After his mass murder trial was postponed three times for health reasons, a 95-year-old former SS medic has finally gone on trial in Germany.
Hubert Zafke was accused in the Neubrandenburg court in north-eastern Germany of assisting in the killing of 3,681 people at the Auschwitz death camp during the one month he was there from August 15 to September 14, 1944. He served in the medical unit at Auschwitz.
Hubert Zafke argues that he treated only wounded soldiers and members of the SS. Prosecutors say that, like other SS guards at Auschwitz, Mr Zafke was well aware of the camp's function as an industrial-scale mass murder site and that thousands of people died while he was there.
The chances of securing convictions for the last surviving Nazis have become harder as the remaining defendants are all now in their nineties. Even those convicted rarely go to jail as every case is delayed by ill health and the slow course of justice.
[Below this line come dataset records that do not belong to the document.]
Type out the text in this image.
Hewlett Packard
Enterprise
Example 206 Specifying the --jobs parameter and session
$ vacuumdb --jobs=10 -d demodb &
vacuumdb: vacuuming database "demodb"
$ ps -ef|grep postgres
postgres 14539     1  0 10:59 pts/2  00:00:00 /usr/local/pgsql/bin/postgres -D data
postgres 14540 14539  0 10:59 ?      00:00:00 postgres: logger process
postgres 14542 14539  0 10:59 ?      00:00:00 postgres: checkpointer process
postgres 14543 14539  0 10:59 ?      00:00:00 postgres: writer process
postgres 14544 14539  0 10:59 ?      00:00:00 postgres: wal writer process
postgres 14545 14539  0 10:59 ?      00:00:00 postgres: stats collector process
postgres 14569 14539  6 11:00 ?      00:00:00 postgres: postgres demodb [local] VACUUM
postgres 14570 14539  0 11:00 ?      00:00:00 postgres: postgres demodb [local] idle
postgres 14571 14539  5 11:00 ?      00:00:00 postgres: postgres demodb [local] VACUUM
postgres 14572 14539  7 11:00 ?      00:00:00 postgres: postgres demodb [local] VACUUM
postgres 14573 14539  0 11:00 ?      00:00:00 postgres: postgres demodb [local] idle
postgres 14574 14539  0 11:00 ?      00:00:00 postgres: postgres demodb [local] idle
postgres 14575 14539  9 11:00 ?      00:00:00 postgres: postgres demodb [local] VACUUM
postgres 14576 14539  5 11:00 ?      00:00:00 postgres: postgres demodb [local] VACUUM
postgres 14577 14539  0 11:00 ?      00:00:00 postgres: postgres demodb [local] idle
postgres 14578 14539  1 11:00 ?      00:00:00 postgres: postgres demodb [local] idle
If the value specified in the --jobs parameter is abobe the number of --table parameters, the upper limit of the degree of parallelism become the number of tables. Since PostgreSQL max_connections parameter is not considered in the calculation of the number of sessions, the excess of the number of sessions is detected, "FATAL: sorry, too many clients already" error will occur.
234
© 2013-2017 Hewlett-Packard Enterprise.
In June, a German court sentenced former Auschwitz guard Reinhold Hanning, 94, to five years in jail for being accessory to the murder of at least 170,000 people. but an appeal to the federal court will probably keep him out of jail. This is what happened to a four-year jail term handed down to so-called “Book-keeper of Auschwitz” Oskar Groening, 95, in 2015. 92-year-old Helma M, the SS radio operator for the commandant at Auschwitz, was ruled unfit to stand trial on charges of being accessory to 260,000 counts of murder. Sobibor death camp guard John Demjanjuk was given five years in jail for helping in the murder of 28,000 Jews. He died in a nursing home in 2012 while still fighting the conviction.